Les questions fusent, d’abord discrètes, puis plus pressantes. Les flashes des smartphones, qui tout à l’heure immortalisaient une entrée triomphale, se braquent maintenant avec une avidité morbide sur la scène de l’effondrement. Clic. Clic. Clic. Chaque déclic est une violation de plus.

Je ne les entends presque pas. Tout mon être est concentré sur Anahid, molle dans mes bras. Sa mère, en pleurs, tente de lui caresser les tempes.

— De l’air ! Laissez passer ! crie quelqu’un.

Mais personne ne bouge. Ils forment un mur, un demi-cercle de curiosité gênée et de soieries froissées. Je lève la tête, mes yeux noirs balayant la foule.

Et je vois.

Je vois les visages. Pas tous, mais assez.

La tante Siranouch, bouche bée, une main sur sa perle de poitrine, l’autre déjà sur son téléphone, probablement pour alimenter le réseau de commérages familial.

Un groupe de jeunes cousins d’Ara, ceux qui le vénèrent, échangent des regards entendus, des demi-sourires étouffés derrière leurs mains. L’un d’eux hausse les épaules, murmure quelque chose à son voisin. Leurs rires étouffés me parviennent, aigus, insultants.

— Elle a dû trop s’écouter, chuchote une femme d’un certain âge, vêtue d’un tailleur rose criard, à sa voisine. Ces jeunes filles d’aujourd’hui, toutes des émotives…

— Ou alors elle a compris qu’il ne viendrait pas, répond la voisine, le ton chargé d’une méchanceté jubilatoire. Je l’ai toujours dit, ce garçon avait d’autres ambitions. Elle n’était pas de son niveau.

Les mots me fouettent comme des lanières. Ma gorge se serre, pas de chagrin, mais d’une rage pure, incandescente. Je voudrais leur cracher à la figure, griffer leurs yeux brillants de médisance.

D’autres visages montrent une véritable inquiétude. Des amies d’enfance d’Anahid, pâles, tentent de se frayer un chemin vers nous, mais sont bloquées par la masse. Un oncle à la figure bienveillante, Hagop, crie pour qu’on appelle une ambulance, bousculant presque le maître de cérémonie pétrifié.

— Laissez-les respirer, bon sang ! Arrêtez de prendre des photos !

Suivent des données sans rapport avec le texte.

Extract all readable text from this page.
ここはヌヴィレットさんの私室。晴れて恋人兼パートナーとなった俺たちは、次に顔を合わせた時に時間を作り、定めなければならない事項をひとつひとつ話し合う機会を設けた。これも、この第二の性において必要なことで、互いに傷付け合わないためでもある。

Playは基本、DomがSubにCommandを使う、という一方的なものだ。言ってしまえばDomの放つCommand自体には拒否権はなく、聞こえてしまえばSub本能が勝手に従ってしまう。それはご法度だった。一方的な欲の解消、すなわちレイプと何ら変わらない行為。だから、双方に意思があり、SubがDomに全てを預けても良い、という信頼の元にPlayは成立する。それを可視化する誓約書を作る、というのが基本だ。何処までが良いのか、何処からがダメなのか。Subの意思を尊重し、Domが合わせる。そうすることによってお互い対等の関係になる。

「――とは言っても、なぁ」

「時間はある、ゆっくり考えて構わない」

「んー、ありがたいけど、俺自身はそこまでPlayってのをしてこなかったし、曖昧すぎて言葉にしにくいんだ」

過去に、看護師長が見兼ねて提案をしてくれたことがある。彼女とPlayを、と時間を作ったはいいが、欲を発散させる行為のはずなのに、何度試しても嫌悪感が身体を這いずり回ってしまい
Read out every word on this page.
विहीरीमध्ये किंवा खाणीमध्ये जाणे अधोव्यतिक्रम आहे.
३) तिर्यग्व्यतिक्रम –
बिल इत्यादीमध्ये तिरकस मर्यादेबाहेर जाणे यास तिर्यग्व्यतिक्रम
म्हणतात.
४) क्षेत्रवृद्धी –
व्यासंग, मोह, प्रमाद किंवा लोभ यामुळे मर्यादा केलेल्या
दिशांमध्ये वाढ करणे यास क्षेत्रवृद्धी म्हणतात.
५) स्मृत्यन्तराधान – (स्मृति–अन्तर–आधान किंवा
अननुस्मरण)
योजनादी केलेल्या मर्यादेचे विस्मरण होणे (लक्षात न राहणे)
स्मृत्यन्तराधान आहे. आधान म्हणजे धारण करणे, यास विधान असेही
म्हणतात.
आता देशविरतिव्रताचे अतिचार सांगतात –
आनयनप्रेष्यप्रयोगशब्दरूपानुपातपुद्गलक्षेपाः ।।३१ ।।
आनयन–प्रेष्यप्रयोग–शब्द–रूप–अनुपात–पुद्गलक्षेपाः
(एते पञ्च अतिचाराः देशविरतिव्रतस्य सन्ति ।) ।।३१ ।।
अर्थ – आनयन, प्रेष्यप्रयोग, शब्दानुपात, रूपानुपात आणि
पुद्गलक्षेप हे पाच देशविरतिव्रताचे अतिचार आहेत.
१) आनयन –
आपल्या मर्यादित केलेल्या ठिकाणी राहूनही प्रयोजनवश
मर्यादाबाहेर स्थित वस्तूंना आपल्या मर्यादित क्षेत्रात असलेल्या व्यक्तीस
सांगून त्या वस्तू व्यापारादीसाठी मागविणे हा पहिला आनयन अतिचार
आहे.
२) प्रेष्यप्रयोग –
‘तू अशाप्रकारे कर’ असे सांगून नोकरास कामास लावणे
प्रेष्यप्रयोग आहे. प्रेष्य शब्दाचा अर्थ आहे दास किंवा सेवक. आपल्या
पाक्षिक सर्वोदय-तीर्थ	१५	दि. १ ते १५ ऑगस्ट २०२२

Mais son appel se perd. Le spectacle est trop bon. La chute de la princesse. Le scandale en direct. C’est bien mieux qu’une cérémonie ordinaire.

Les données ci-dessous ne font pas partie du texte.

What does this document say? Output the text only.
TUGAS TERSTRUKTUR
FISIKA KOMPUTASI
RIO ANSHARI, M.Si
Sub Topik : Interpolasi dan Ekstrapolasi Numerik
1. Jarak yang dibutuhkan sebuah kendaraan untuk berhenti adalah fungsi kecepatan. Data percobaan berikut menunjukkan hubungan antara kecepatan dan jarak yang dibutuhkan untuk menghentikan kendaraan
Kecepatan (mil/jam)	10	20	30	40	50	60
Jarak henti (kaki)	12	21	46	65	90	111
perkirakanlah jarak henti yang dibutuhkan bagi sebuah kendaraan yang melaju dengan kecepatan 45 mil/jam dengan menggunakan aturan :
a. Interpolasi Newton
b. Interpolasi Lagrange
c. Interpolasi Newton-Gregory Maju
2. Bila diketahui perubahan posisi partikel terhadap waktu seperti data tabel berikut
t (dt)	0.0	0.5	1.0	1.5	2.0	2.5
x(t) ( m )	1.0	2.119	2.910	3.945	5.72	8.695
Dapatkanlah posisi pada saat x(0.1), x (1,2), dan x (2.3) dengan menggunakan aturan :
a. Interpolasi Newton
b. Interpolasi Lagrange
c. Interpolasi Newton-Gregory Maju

Soudain, un homme en costume sombre, un des organisateurs de l’hôtel, se fraye un chemin avec autorité, suivi par deux employés avec une chaise. La foule s’écarte enfin, à contrecœur.

— Madame, mademoiselle, s’il vous plaît, par ici. Une pièce privée.

Nous soulevons Anahid, sa robe traînant lourdement sur le sol, souillée par la poussière du tapis et les regards. En la portant, je lève une dernière fois les yeux.

Au fond de la foule, près de la table des cadeaux, je le vois. Levon, un « ami » d’Ara, un de ces requins souriants qui gravitaient autour de lui. Il ne regarde pas Anahid. Il regarde son téléphone, l’écran illuminant son visage où se peint une expression de surprise calculée, puis un léger sourire. Il tapote rapidement un message. Il savait. Ou il se doute. Et il s’en réjouit.

C’est à cet instant que je sais, viscéralement, que la honte ne sera pas seulement intime. Elle sera publique, nourrie, décuplée par les langues qui vont s’agiter, les récits qui vont se déformer, les rires qui vont fuser dans les salons et sur les réseaux. Anahid ne s’est pas seulement effondrée devant moi. Elle s’est effondrée devant un tribunal de regards, certains compatissants, beaucoup plus cruels.